Médias
Le soir du premier tour, TF1 vote Jacquouille la Fripouille
Une première sur la une : le 10 avril, TF1 arrêtera à 21h30 sa soirée électorale du premier tour de la présidentielle pour passer… Les Visiteurs ! Multidiffusée, la comédie de Jean-Marie Poiré (1993) enregistre chaque fois des succès d'audiences.
La première chaîne motive ainsi sa décision : « Dans la partie chaude d'une heure et demie (à partir de l'officialisation des résultats à 20h00, ndlr), on peut avoir donné l'intégralité des faits, des résultats, des réactions, des commentaires », indique Thierry Thuillier, directeur général adjoint du pôle Information du groupe TF1. Traditionnellement, lors des longues soirées électorales, observe-t-il, « vous aviez le plateau du 20h00 de TF1 qui arrivait sur le plateau de France 2 à 21h00 et vice-versa, et vous aviez encore des commentaires et des plateaux politiques, mais honnêtement sans beaucoup avancer ».
La sentence est rude : que la première soirée électorale du premier tour du premier rendez-vous politique en France sur la première chaîne soit rétrécie n’est pas anodin et quand ça se passe sur TF1, ça l’est encore moins.
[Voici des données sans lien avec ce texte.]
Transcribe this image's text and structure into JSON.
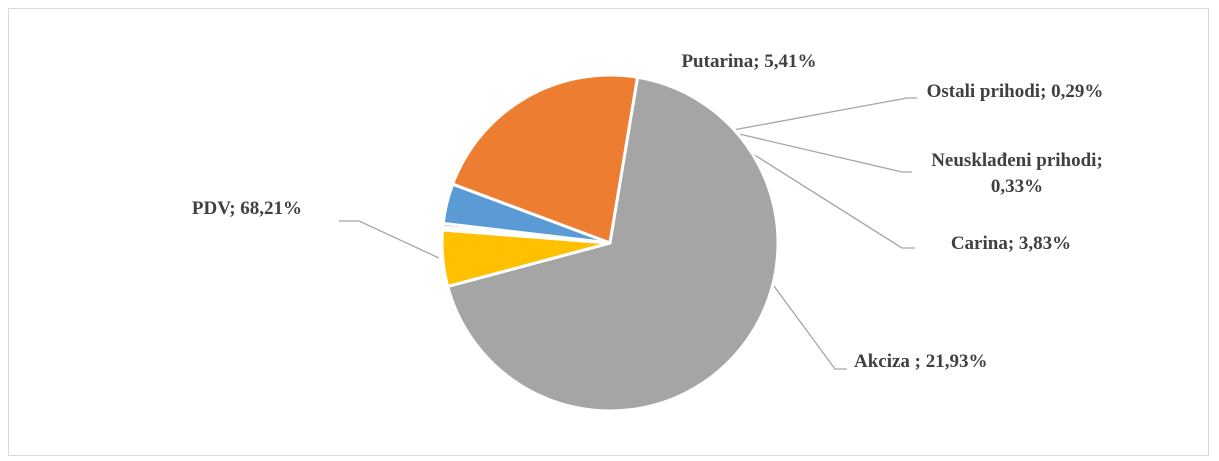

La plupart des Français ne s’informent pas via les réseaux sociaux ou les chaînes d’info continue. Le numéro un de la télévision en France demeure un lieu fédérateur et un rouleau compresseur de l’opinion. Aujourd’hui, TF1 dit qu'avec les politiques, on épuise vite le sujet. Si on la prolonge, une soirée électorale vide la salle !
Un tel format est une première « pour la présidentielle, mais pas pour les autres élections, y compris législatives », avance TF1. Mais il n’y a pas de raisons que ce changement de format n’ouvre pas la voie à une nouvelle ère. « Quand les Français ne viennent pas voir un certain nombre de rendez-vous politiques, c'est peut-être qu'ils ne sont pas adaptés aux attentes des téléspectateurs », observe Thierry Thuillier.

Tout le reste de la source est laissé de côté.